A late lunch today; I’ve been busy. Still, I’ve collected quite a few articles related to college stuff:
- Admission Problems: The Application. UC has changed their admission process this year to not require the SAT Subject Exam. However, this has only served to confuse students, for UC states that the exam can help, but not hurt. In many ways, this is like the statement that merit aid is need blind—which is what we hope, but what we fear is that merit aid might be adjusted down for those with what the school perceives to be means.
- Admission Problems: Paying for It. College finances have really been in the news today. USA Today is reporting how tuition and fees at public colleges have risen more than 8% this year, which is more than double the inflation rate, and is occuring in the face of a drop in family income. This is because states often would rather invest in prisons than students. Supposedly, there a rise in federal student aid — including tax credits and deductions. President Obama is trying to help (a little) by offering some relief on student loan payments, but that doesn’t help with the basic college costs. As the NY Times has noted, these costs are increasingly being shifted to families… and particularly, middle-class families. Of course, Ron Paul’s solution is to eliminate the federal student loan program as well as the Department of Education.

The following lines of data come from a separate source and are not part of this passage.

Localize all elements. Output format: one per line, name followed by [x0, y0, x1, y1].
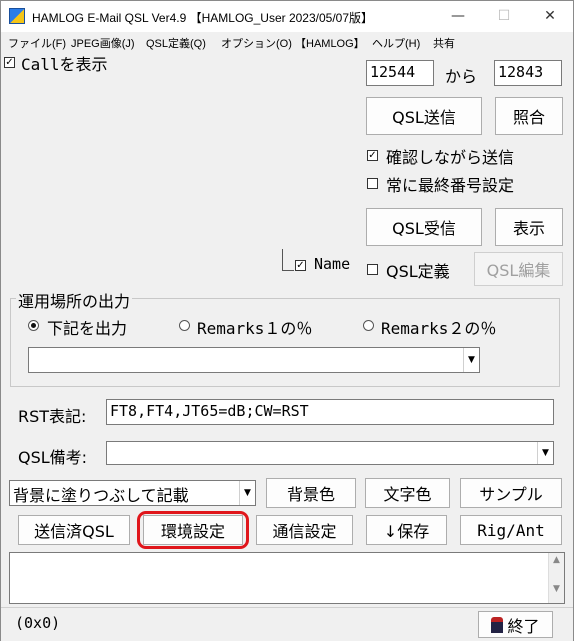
call-display-label: Callを表示 — [21, 55, 108, 74]
menu-help[interactable]: ヘルプ(H) — [372, 35, 420, 51]
rst-input[interactable]: FT8,FT4,JT65=dB;CW=RST — [106, 399, 554, 425]
range-to-input[interactable]: 12843 — [494, 60, 562, 86]
chevron-down-icon[interactable]: ▼ — [463, 348, 479, 372]
save-button[interactable]: ↓保存 — [366, 515, 447, 545]
radio-remarks1-label: Remarks１の％ — [197, 319, 313, 338]
display-button[interactable]: 表示 — [495, 208, 563, 246]
radio-output-below-label: 下記を出力 — [47, 319, 128, 338]
comm-settings-button[interactable]: 通信設定 — [256, 515, 353, 545]
app-icon — [9, 8, 25, 24]
menu-bar: ファイル(F) JPEG画像(J) QSL定義(Q) オプション(O) 【HAM… — [1, 32, 573, 52]
radio-output-below[interactable] — [28, 320, 39, 331]
qsl-def-checkbox[interactable] — [367, 264, 378, 275]
confirm-send-checkbox[interactable]: ✓ — [367, 150, 378, 161]
call-display-checkbox[interactable]: ✓ — [4, 57, 15, 68]
qsl-note-combo[interactable]: ▼ — [106, 441, 554, 465]
log-scrollbar[interactable]: ▲ ▼ — [548, 553, 564, 603]
name-label: Name — [314, 255, 351, 273]
menu-options[interactable]: オプション(O) — [221, 35, 292, 51]
qsl-send-button[interactable]: QSL送信 — [366, 97, 482, 135]
name-checkbox[interactable]: ✓ — [295, 260, 306, 271]
sample-button[interactable]: サンプル — [460, 478, 562, 508]
rst-label: RST表記: — [18, 407, 87, 426]
exit-button[interactable]: 終了 — [478, 611, 553, 638]
radio-remarks1[interactable] — [179, 320, 190, 331]
title-bar: HAMLOG E-Mail QSL Ver4.9 【HAMLOG_User 20… — [1, 1, 573, 32]
bg-mode-value: 背景に塗りつぶして記載 — [13, 486, 189, 505]
text-color-button[interactable]: 文字色 — [365, 478, 450, 508]
scroll-down-icon[interactable]: ▼ — [549, 584, 564, 594]
bg-mode-combo[interactable]: 背景に塗りつぶして記載 ▼ — [9, 480, 256, 506]
close-button[interactable]: ✕ — [527, 1, 573, 32]
menu-share[interactable]: 共有 — [433, 35, 455, 51]
bg-color-button[interactable]: 背景色 — [266, 478, 356, 508]
main-window: HAMLOG E-Mail QSL Ver4.9 【HAMLOG_User 20… — [0, 0, 574, 641]
menu-file[interactable]: ファイル(F) — [8, 35, 66, 51]
always-last-label: 常に最終番号設定 — [386, 176, 515, 195]
qsl-edit-button[interactable]: QSL編集 — [474, 252, 563, 286]
maximize-button[interactable]: ☐ — [481, 1, 527, 32]
always-last-checkbox[interactable] — [367, 178, 378, 189]
log-textarea[interactable]: ▲ ▼ — [9, 552, 565, 604]
confirm-send-label: 確認しながら送信 — [386, 148, 515, 167]
qsl-note-label: QSL備考: — [18, 448, 88, 467]
menu-jpeg[interactable]: JPEG画像(J) — [71, 35, 135, 51]
location-combo[interactable]: ▼ — [28, 347, 480, 373]
location-group-title: 運用場所の出力 — [16, 288, 133, 312]
menu-qsl-def[interactable]: QSL定義(Q) — [146, 35, 206, 51]
window-title: HAMLOG E-Mail QSL Ver4.9 【HAMLOG_User 20… — [32, 11, 374, 25]
match-button[interactable]: 照合 — [495, 97, 563, 135]
qsl-receive-button[interactable]: QSL受信 — [366, 208, 482, 246]
minimize-button[interactable]: — — [435, 1, 481, 32]
status-coords: (0x0) — [15, 614, 61, 632]
qsl-def-label: QSL定義 — [386, 262, 450, 281]
chevron-down-icon[interactable]: ▼ — [537, 442, 553, 464]
highlight-marker — [137, 511, 249, 549]
range-from-input[interactable]: 12544 — [366, 60, 434, 86]
exit-icon — [491, 616, 504, 633]
exit-label: 終了 — [507, 616, 540, 636]
status-bar: (0x0) 終了 — [1, 607, 573, 641]
radio-remarks2[interactable] — [363, 320, 374, 331]
menu-hamlog[interactable]: 【HAMLOG】 — [295, 35, 365, 51]
sent-qsl-button[interactable]: 送信済QSL — [18, 515, 130, 545]
chevron-down-icon[interactable]: ▼ — [239, 481, 255, 505]
range-separator: から — [445, 67, 478, 86]
rig-ant-button[interactable]: Rig/Ant — [460, 515, 562, 545]
scroll-up-icon[interactable]: ▲ — [549, 555, 564, 565]
radio-remarks2-label: Remarks２の％ — [381, 319, 497, 338]
name-bracket — [282, 249, 294, 271]
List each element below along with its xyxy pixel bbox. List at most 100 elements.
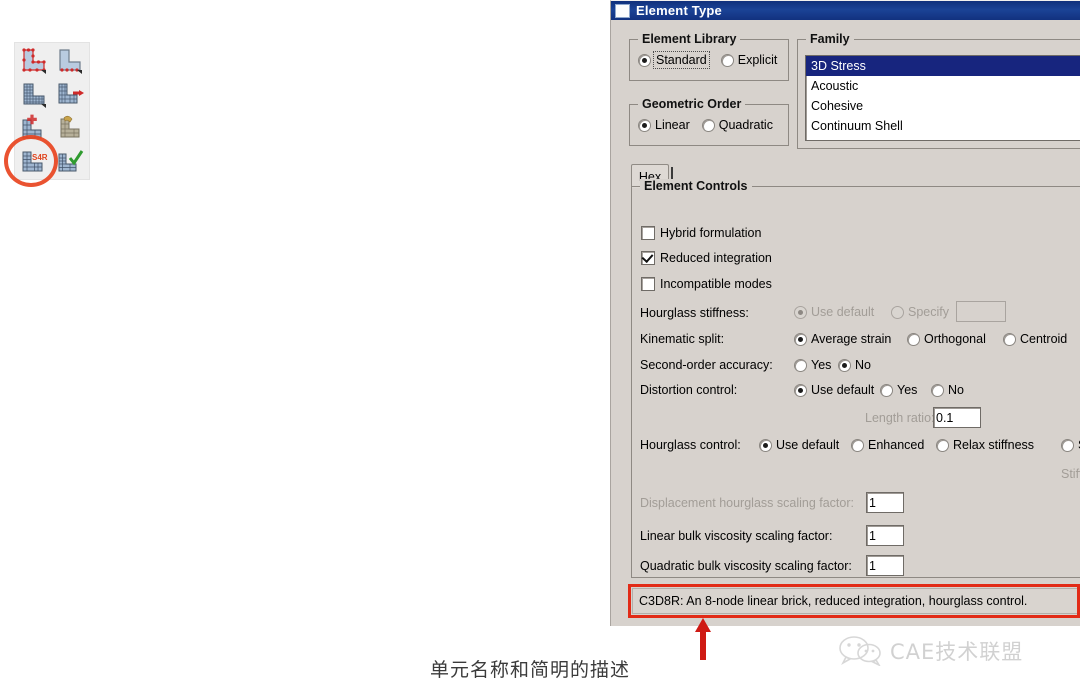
element-library-legend: Element Library bbox=[638, 32, 741, 46]
geometric-order-group: Geometric Order Linear Quadratic bbox=[629, 97, 789, 146]
radio-element-library-explicit[interactable]: Explicit bbox=[720, 53, 778, 67]
label-quadratic-bulk-viscosity-scaling-factor: Quadratic bulk viscosity scaling factor: bbox=[640, 559, 852, 573]
radio-label-dc-use-default: Use default bbox=[811, 383, 875, 397]
radio-label-standard: Standard bbox=[653, 51, 710, 69]
label-linear-bulk-viscosity-scaling-factor: Linear bulk viscosity scaling factor: bbox=[640, 529, 833, 543]
radio-hourglass-control-use-default[interactable]: Use default bbox=[759, 438, 839, 452]
watermark-logo: CAE技术联盟 bbox=[838, 636, 1023, 666]
window-icon bbox=[615, 3, 630, 18]
family-item-cohesive[interactable]: Cohesive bbox=[806, 96, 1080, 116]
radio-dot-hgc-stiffness bbox=[1061, 438, 1074, 452]
radio-geometric-order-quadratic[interactable]: Quadratic bbox=[701, 118, 773, 132]
checkbox-box-incompatible-modes bbox=[641, 277, 655, 291]
checkbox-label-incompatible-modes: Incompatible modes bbox=[660, 277, 772, 291]
toolbar-button-verify-mesh[interactable] bbox=[53, 146, 87, 179]
radio-label-hgc-enhanced: Enhanced bbox=[868, 438, 925, 452]
toolbar-button-mesh-part[interactable] bbox=[17, 79, 51, 112]
label-hourglass-control: Hourglass control: bbox=[640, 438, 741, 452]
radio-dot-soa-no bbox=[838, 358, 851, 372]
radio-dot-average-strain bbox=[794, 332, 807, 346]
label-kinematic-split: Kinematic split: bbox=[640, 332, 725, 346]
radio-label-linear: Linear bbox=[655, 118, 690, 132]
radio-dot-hg-use-default bbox=[794, 305, 807, 319]
radio-label-hg-specify: Specify bbox=[908, 305, 949, 319]
label-distortion-control: Distortion control: bbox=[640, 383, 738, 397]
checkbox-label-hybrid-formulation: Hybrid formulation bbox=[660, 226, 762, 240]
seed-edges-icon bbox=[59, 49, 82, 74]
checkbox-reduced-integration[interactable]: Reduced integration bbox=[641, 251, 772, 265]
element-controls-group: Element Controls bbox=[631, 179, 1080, 578]
radio-hourglass-stiffness-use-default[interactable]: Use default bbox=[794, 305, 874, 319]
family-listbox[interactable]: 3D Stress Acoustic Cohesive Continuum Sh… bbox=[805, 55, 1080, 141]
radio-dot-dc-yes bbox=[880, 383, 893, 397]
radio-dot-hgc-relax-stiffness bbox=[936, 438, 949, 452]
label-hourglass-stiffness: Hourglass stiffness: bbox=[640, 306, 749, 320]
radio-label-soa-yes: Yes bbox=[811, 358, 832, 372]
watermark-text: CAE技术联盟 bbox=[890, 640, 1024, 664]
radio-geometric-order-linear[interactable]: Linear bbox=[638, 118, 690, 132]
family-item-3d-stress[interactable]: 3D Stress bbox=[806, 56, 1080, 76]
input-hourglass-stiffness-value[interactable] bbox=[956, 301, 1006, 322]
radio-hourglass-control-stiffness[interactable]: S bbox=[1061, 438, 1080, 452]
radio-label-average-strain: Average strain bbox=[811, 332, 892, 346]
radio-dot-soa-yes bbox=[794, 358, 807, 372]
radio-label-hg-use-default: Use default bbox=[811, 305, 875, 319]
radio-kinematic-split-orthogonal[interactable]: Orthogonal bbox=[907, 332, 986, 346]
mesh-part-icon bbox=[23, 83, 46, 108]
radio-dot-dc-no bbox=[931, 383, 944, 397]
radio-dot-standard bbox=[638, 53, 651, 67]
radio-dot-quadratic bbox=[701, 118, 715, 132]
family-item-continuum-shell[interactable]: Continuum Shell bbox=[806, 116, 1080, 136]
toolbar-button-mesh-controls[interactable] bbox=[53, 112, 87, 145]
radio-hourglass-stiffness-specify[interactable]: Specify bbox=[891, 305, 949, 319]
radio-label-hgc-use-default: Use default bbox=[776, 438, 840, 452]
mesh-region-icon bbox=[58, 83, 84, 103]
input-length-ratio[interactable]: 0.1 bbox=[933, 407, 981, 428]
toolbar-button-seed-edges[interactable] bbox=[53, 45, 87, 78]
radio-label-dc-no: No bbox=[948, 383, 964, 397]
radio-label-explicit: Explicit bbox=[737, 53, 778, 67]
radio-dot-centroid bbox=[1003, 332, 1016, 346]
checkbox-hybrid-formulation[interactable]: Hybrid formulation bbox=[641, 226, 761, 240]
element-controls-legend: Element Controls bbox=[640, 179, 752, 193]
radio-label-centroid: Centroid bbox=[1020, 332, 1068, 346]
input-quadratic-bulk-viscosity-scaling-factor[interactable]: 1 bbox=[866, 555, 904, 576]
label-second-order-accuracy: Second-order accuracy: bbox=[640, 358, 773, 372]
toolbar-button-seed-part[interactable] bbox=[17, 45, 51, 78]
radio-second-order-accuracy-yes[interactable]: Yes bbox=[794, 358, 831, 372]
element-library-group: Element Library Standard Explicit bbox=[629, 32, 789, 81]
label-length-ratio: Length ratio: bbox=[865, 411, 935, 425]
radio-label-dc-yes: Yes bbox=[897, 383, 918, 397]
annotation-caption: 单元名称和简明的描述 bbox=[430, 659, 631, 681]
radio-dot-linear bbox=[638, 118, 651, 132]
wechat-bubble-icon bbox=[839, 636, 881, 666]
checkbox-label-reduced-integration: Reduced integration bbox=[660, 251, 772, 265]
radio-distortion-control-use-default[interactable]: Use default bbox=[794, 383, 874, 397]
radio-kinematic-split-average-strain[interactable]: Average strain bbox=[794, 332, 891, 346]
annotation-arrow-icon bbox=[695, 618, 711, 660]
radio-dot-dc-use-default bbox=[794, 383, 807, 397]
label-displacement-hourglass-scaling-factor: Displacement hourglass scaling factor: bbox=[640, 496, 854, 510]
input-displacement-hourglass-scaling-factor[interactable]: 1 bbox=[866, 492, 904, 513]
dialog-title: Element Type bbox=[636, 3, 722, 18]
element-description-highlight bbox=[628, 584, 1080, 618]
checkbox-box-hybrid-formulation bbox=[641, 226, 655, 240]
family-item-acoustic[interactable]: Acoustic bbox=[806, 76, 1080, 96]
radio-distortion-control-no[interactable]: No bbox=[931, 383, 964, 397]
label-stiffness-partial: Stiffn bbox=[1061, 467, 1080, 481]
radio-hourglass-control-enhanced[interactable]: Enhanced bbox=[851, 438, 924, 452]
toolbar-button-mesh-region[interactable] bbox=[53, 79, 87, 112]
checkbox-incompatible-modes[interactable]: Incompatible modes bbox=[641, 277, 772, 291]
seed-part-icon bbox=[22, 48, 46, 74]
verify-mesh-icon bbox=[58, 149, 84, 171]
radio-hourglass-control-relax-stiffness[interactable]: Relax stiffness bbox=[936, 438, 1034, 452]
radio-dot-explicit bbox=[720, 53, 734, 67]
radio-second-order-accuracy-no[interactable]: No bbox=[838, 358, 871, 372]
input-linear-bulk-viscosity-scaling-factor[interactable]: 1 bbox=[866, 525, 904, 546]
radio-distortion-control-yes[interactable]: Yes bbox=[880, 383, 917, 397]
dialog-titlebar[interactable]: Element Type bbox=[611, 1, 1080, 20]
radio-kinematic-split-centroid[interactable]: Centroid bbox=[1003, 332, 1067, 346]
radio-element-library-standard[interactable]: Standard bbox=[638, 51, 710, 69]
radio-dot-hgc-enhanced bbox=[851, 438, 864, 452]
radio-dot-orthogonal bbox=[907, 332, 920, 346]
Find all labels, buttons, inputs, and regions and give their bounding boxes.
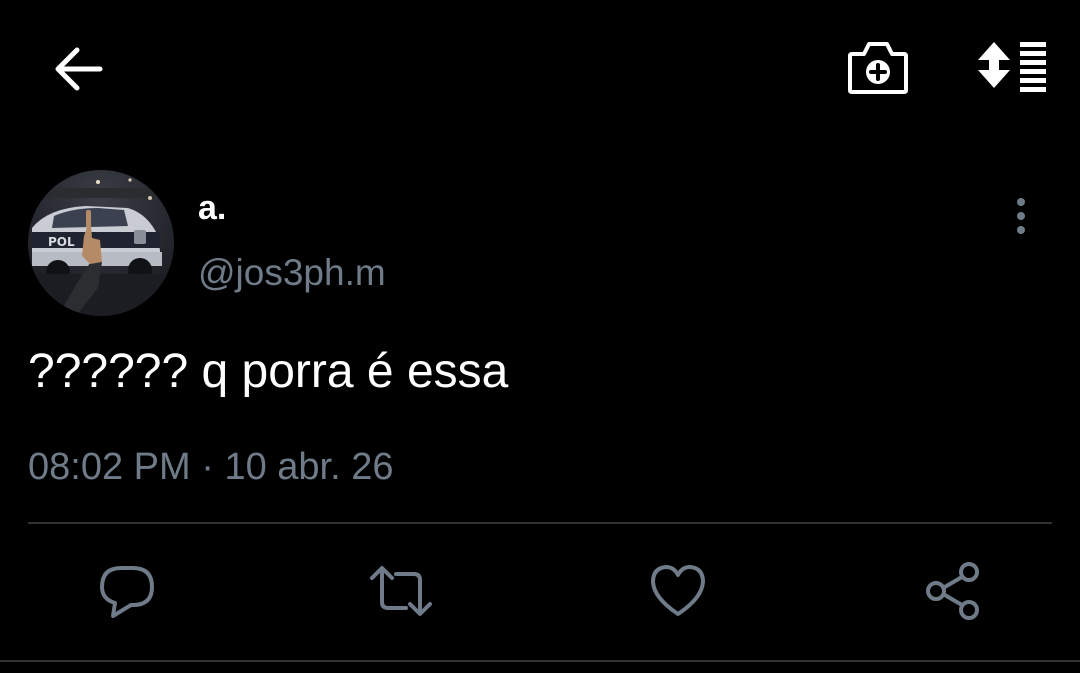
divider — [28, 522, 1052, 524]
more-vertical-icon — [1017, 198, 1025, 234]
avatar[interactable]: POL — [28, 170, 174, 316]
sort-list-icon — [978, 42, 1046, 92]
retweet-button[interactable] — [368, 562, 434, 620]
heart-icon — [651, 565, 705, 616]
reply-button[interactable] — [98, 562, 156, 620]
sort-button[interactable] — [974, 38, 1050, 98]
svg-text:POL: POL — [48, 235, 75, 249]
like-button[interactable] — [648, 562, 708, 620]
timestamp-separator: · — [201, 446, 214, 488]
camera-plus-icon — [848, 42, 908, 94]
bottom-divider — [0, 660, 1080, 662]
retweet-icon — [370, 566, 432, 616]
share-icon — [926, 562, 979, 620]
tweet-timestamp: 08:02 PM · 10 abr. 26 — [28, 443, 393, 491]
reply-icon — [100, 566, 154, 618]
share-button[interactable] — [922, 560, 984, 622]
avatar-photo: POL — [28, 170, 174, 316]
user-handle[interactable]: @jos3ph.m — [198, 251, 386, 295]
camera-button[interactable] — [846, 38, 910, 98]
tweet-date: 10 abr. 26 — [224, 446, 394, 488]
arrow-left-icon — [55, 47, 103, 91]
tweet-time: 08:02 PM — [28, 446, 191, 488]
tweet-text: ?????? q porra é essa — [28, 345, 509, 398]
more-options-button[interactable] — [1004, 196, 1038, 238]
display-name[interactable]: a. — [198, 186, 226, 230]
back-button[interactable] — [50, 40, 108, 98]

- Understanding Financial Aid. You might ask what the Dept of Education does for you. Here’s an example: They are working to ensure that the financial aid award letters you receive from a university are clear and are not misleading. Here’s an example from the article of the misdirection: In one common practice, for example, colleges highlight the total “out of pocket” cost for attending. The figure is intended to give students an estimate of how much they’d have to pay after outright awards, such as grants and scholarships are factored in. But in calculating the “out of pocket” figure, some schools also reduce the total bill by the amount students would have to borrow – even though loans accrue interest and ultimately push up a student’s costs. The DoEducation has a draft form, and is asking for your feedback. Of course, the dept isn’t perfect: they accidently exposed student personal financial information for a few minutes while doing a site upgrade.
- Cultural Sensitivity. Students from Ohio State are imparting a significant message: If you dress up for Halloween, don’t dress as a stereotype. In other words, eschew the ethnic costumes, and don’t reduce cultures to stereotypical or insensitive costumes.